The average price of new and used houses and apartments declined 0.4 percent from the previous quarter, when they fell 2.7 percent, the National Statistics Institute said today in an e-mailed statement. From a year earlier, prices dropped 7.7 percent, with the price of new homes falling 3.9 percent and existing houses declining 11.2 percent.
House prices more than doubled in the decade through 2007 amid falling interest rates and economic growth averaging almost 4 percent a year. The market had already started slowing when the global credit crisis hit, slashing lending, pushing real- estate companies into bankruptcy and leaving more than a million new homes unsold.

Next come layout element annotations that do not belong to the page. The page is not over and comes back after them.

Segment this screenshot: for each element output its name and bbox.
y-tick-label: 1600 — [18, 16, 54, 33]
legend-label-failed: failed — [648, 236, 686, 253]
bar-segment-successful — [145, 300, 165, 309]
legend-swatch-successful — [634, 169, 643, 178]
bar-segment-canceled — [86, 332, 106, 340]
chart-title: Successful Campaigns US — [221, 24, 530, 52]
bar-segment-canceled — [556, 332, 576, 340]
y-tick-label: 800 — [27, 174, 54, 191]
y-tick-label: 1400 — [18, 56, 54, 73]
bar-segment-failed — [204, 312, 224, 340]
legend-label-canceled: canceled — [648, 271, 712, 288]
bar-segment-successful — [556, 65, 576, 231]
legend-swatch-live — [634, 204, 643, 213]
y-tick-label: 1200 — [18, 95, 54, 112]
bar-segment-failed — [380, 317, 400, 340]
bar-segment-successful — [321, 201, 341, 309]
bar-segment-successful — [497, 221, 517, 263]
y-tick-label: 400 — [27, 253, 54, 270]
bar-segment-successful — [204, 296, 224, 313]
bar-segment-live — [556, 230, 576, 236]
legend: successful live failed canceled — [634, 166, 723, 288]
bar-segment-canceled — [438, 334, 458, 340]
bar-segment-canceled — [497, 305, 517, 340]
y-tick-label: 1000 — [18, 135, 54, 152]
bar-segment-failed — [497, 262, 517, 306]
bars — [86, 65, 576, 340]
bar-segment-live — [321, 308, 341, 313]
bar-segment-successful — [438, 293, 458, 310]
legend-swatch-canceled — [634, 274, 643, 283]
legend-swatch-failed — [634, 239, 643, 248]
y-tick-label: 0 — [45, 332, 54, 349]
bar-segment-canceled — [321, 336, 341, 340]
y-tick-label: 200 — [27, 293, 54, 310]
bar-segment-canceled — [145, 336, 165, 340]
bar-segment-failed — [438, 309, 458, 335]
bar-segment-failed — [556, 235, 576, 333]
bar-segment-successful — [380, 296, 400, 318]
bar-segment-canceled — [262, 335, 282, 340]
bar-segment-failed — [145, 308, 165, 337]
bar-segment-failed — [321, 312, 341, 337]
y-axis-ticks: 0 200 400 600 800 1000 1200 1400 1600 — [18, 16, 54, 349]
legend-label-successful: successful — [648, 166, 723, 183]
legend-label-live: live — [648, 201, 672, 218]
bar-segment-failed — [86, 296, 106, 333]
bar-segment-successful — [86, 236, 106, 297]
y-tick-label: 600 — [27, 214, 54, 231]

Spain, home to 11 percent of the European Union’s population, built more than 29 percent of all new homes in the EU from 2001 though 2007. That increased the number of unsold homes to as much as 1.6 million and outstripped annual demand of 218,482 units, according to R.R. de Acuna & Asociados, a property-research company. The excess supply will take six or seven years to be absorbed, the company’s president Fernando Rodriguez de Acuna said on Sept. 15.
The economy has been contracting since the second quarter of 2008, pushing the unemployment rate to 18.5 percent in July, and the Organization for Economic Cooperation and Development expects Spain to take longer than other European countries to recover from the recession. The number of mortgages issued for houses fell 19 percent in July from a year earlier and housing sales declined 20 percent, according to separate data from INE.
Standard & Poor’s forecasts Spanish house prices may fall 20 percent this year, followed by declines of 10 percent and 5 percent in the next two years, it said June 24.